Perhaps the only area of concern is the continuing losses of its US based affiliate Caraco Pharma, which is the company’s vehicle for launch of generics. Sun has invested US$ 12.8 m (US$ 7.5 m towards equity and US$ 5.3 m towards debt) in this affiliate. Caraco continued to be in red, posting a loss of US$ 1.7 m for the quarter ended in March'01. The mounting losses of Caraco is a major concern for Sun Pharma. Caraco Pharma has recently received 3 FDA approvals, which may help the company to trim losses and breakeven sometime later next year. Sun intends to build a clearly differentiated line of generics where margin erosions are not that steep.
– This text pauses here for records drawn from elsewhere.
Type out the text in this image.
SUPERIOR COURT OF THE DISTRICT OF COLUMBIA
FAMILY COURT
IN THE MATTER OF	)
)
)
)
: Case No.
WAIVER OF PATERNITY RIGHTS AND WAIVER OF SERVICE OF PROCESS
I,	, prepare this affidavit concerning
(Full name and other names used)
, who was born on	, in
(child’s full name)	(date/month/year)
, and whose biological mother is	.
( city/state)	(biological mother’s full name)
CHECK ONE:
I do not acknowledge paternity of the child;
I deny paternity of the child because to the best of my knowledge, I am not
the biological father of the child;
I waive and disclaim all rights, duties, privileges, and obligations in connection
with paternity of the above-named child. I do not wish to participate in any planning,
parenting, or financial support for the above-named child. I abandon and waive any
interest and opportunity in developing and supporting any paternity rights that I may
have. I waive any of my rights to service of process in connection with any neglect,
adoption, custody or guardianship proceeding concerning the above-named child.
Over a period of time it intends to move up the value chain to branded generics that offer a products/technology/delivery advantage.
Another negative perception is the lack of basic R&D. Currently, there is no guidance from the management, except for the fact that the company is spending significant resources for basic research. Though the company faces little competition from MNC’s in this segment, the situation would certainly change after product patents become a reality (Post 2005).
However, the company’s strong fundamentals and management capability cannot be ignored. Given the fact that the company operates in lifestyle segments and its products command strong brand value Sun Pharma is least prone to brand switching. Thus, the outlook for the company looks promising, at least in next few years.
Till recently, the success of Sun Pharma, to a large extent, could be attributed to the reverse engineering skills. However, to sustain growth in the long term Sun Pharma will have to display its capabilities in basic research as well as penetrate the export market.